Hello KNIME users,
I’m currently working on a dictionary based workflow for text classification and I then use several dictionary tagger. But when I use the tag filter after all my taggers, I find myself with multiple tags for a same text. So I would like to know if it’s possible to add weight to dictionary taggers so that only the tag found with the highest weight is kept.
The workflow used is this one :
classification_test.knwf (40.0 KB)
If weight isn’t possible, I want the last tag used to be kept.
Thanks for your help
Hi, could you share your data or a picture of the output you are getting vs the output you are expecting? Thanks
Hi, sorry I can’t share the data because I work with confidentials data, but the output I get is this one
and I’m expecting this one
As you can see, the data I expect is composed of a single string, without duplicate and when two tags are found I keep only one of then, if possible the last one tagged.

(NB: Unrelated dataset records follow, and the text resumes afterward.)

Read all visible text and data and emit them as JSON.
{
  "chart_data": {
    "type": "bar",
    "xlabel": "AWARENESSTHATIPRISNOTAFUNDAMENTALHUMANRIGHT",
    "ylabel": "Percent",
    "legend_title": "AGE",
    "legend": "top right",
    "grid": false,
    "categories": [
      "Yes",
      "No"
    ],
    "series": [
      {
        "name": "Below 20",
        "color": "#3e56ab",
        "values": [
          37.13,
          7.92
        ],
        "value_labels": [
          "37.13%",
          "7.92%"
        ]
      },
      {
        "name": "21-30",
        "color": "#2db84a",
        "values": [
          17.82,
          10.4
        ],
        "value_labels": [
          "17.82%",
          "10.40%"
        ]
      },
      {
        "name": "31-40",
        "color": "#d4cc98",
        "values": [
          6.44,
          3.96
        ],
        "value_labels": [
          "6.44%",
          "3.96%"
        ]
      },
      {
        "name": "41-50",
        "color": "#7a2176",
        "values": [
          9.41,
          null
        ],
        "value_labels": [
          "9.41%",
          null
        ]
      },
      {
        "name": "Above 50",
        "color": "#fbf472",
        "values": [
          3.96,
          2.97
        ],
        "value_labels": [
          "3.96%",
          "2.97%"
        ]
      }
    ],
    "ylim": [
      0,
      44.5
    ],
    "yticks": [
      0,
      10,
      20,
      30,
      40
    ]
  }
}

In that case, please share fake data (5 rows or so?) as input since I can’t execute the workflow without input.
Or you could try using a different workflow. We did a similar challenge for Just KNIME It! Here is my solution to a problem like this (see “complex solution”) and here are community solutions which might help you.
Here is the workflow with fake data.
Classification_dictionary_based.knwf (207.8 KB)
As I have multiple terms for each category, I don’t know if your solution will work but I will try anyway.
I see, I think a combination of regex split and column merge will work here as long as your categories/tags/labels don’t have spaces in them.
Classification_dictionary_based_with_regex.knar.knwf (228.6 KB)
It works really well thank you for your help
This topic was automatically closed 7 days after the last reply. New replies are no longer allowed.